Your Final Grade
Your Final Grade will be comprised of:
- Participation in online Unit Discussion Forums (10 Forums x 2% each = 20%).
- Three Online Tests (3 Units x 10% each = 30%).
- Three Unit Essays (3 Units x 10%=30%)
- Final Essay or Project (1 x 20%=20%)
Online Discussion Forums
Weekly Discussion Forums are for reporting on your responses to the week’s required readings. In these, I will ask you to respond to one (or more) questions relating to your reading of the textbook’s assigned readings for that week. You should write your responses (250-400 words) in standard academic language, with correct spelling, punctuation, sentence structure, etc. This is not a chat room where informality rules. Submit your weekly postings by Sunday night at midnight central time.
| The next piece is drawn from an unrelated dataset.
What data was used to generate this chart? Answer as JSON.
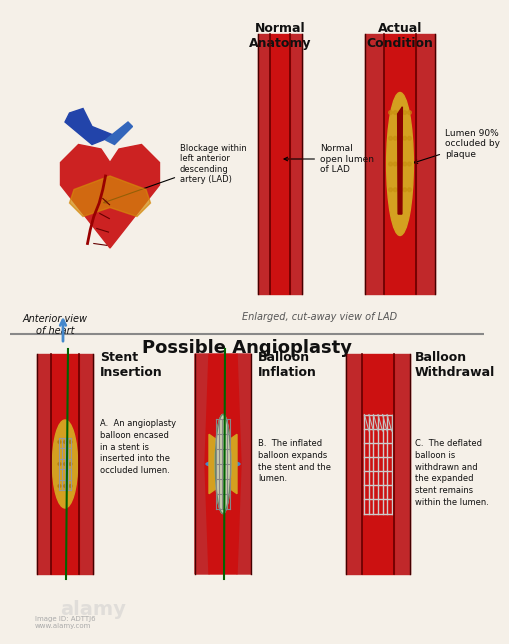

You will also respond to another student’s post by the following Wednesday night at midnight. Each week’s postings count 2% of your grade. There will be 10 discussion forums for a total of 20% of your grade. You will be graded on the length, substance, and stylistic correctness of your posts. Late posts will be penalized also. Posts can be as much as 2 weeks late with some penalty. I will not accept a post more than two weeks late. (In other words, you can’t put off everything until test time and then complete old work.)
Unit Tests
Instructions for the online tests and the tests themselves are available in the “Tests” folder. These tests will be taken in the ACC Testing Centers
Writing Assignments (Essays and Final Project)
Instructions for each Unit’s Essays and for the Final Project are located in folders in Blackboard. Generally the Unit Essays will require library research. They will be approximately 750-1500 words in length. The Final Project, which will require documented research, will be between 2000-2500 words in length or 10-12 minutes as a Power Point or Prezi presentation.
This is a college course and college-level writing skills are required. Your writing will be evaluated for theoretical sophistication, critical interpretation, creativity, effective argument (including thesis construction as warranted, coherent paragraphs and development, and proper citation of evidence), and style (including organization, grammar, spelling, etc.). It is expected that all work submitted is the original work of the student whose name appears on it and that the work was prepared originally for this course.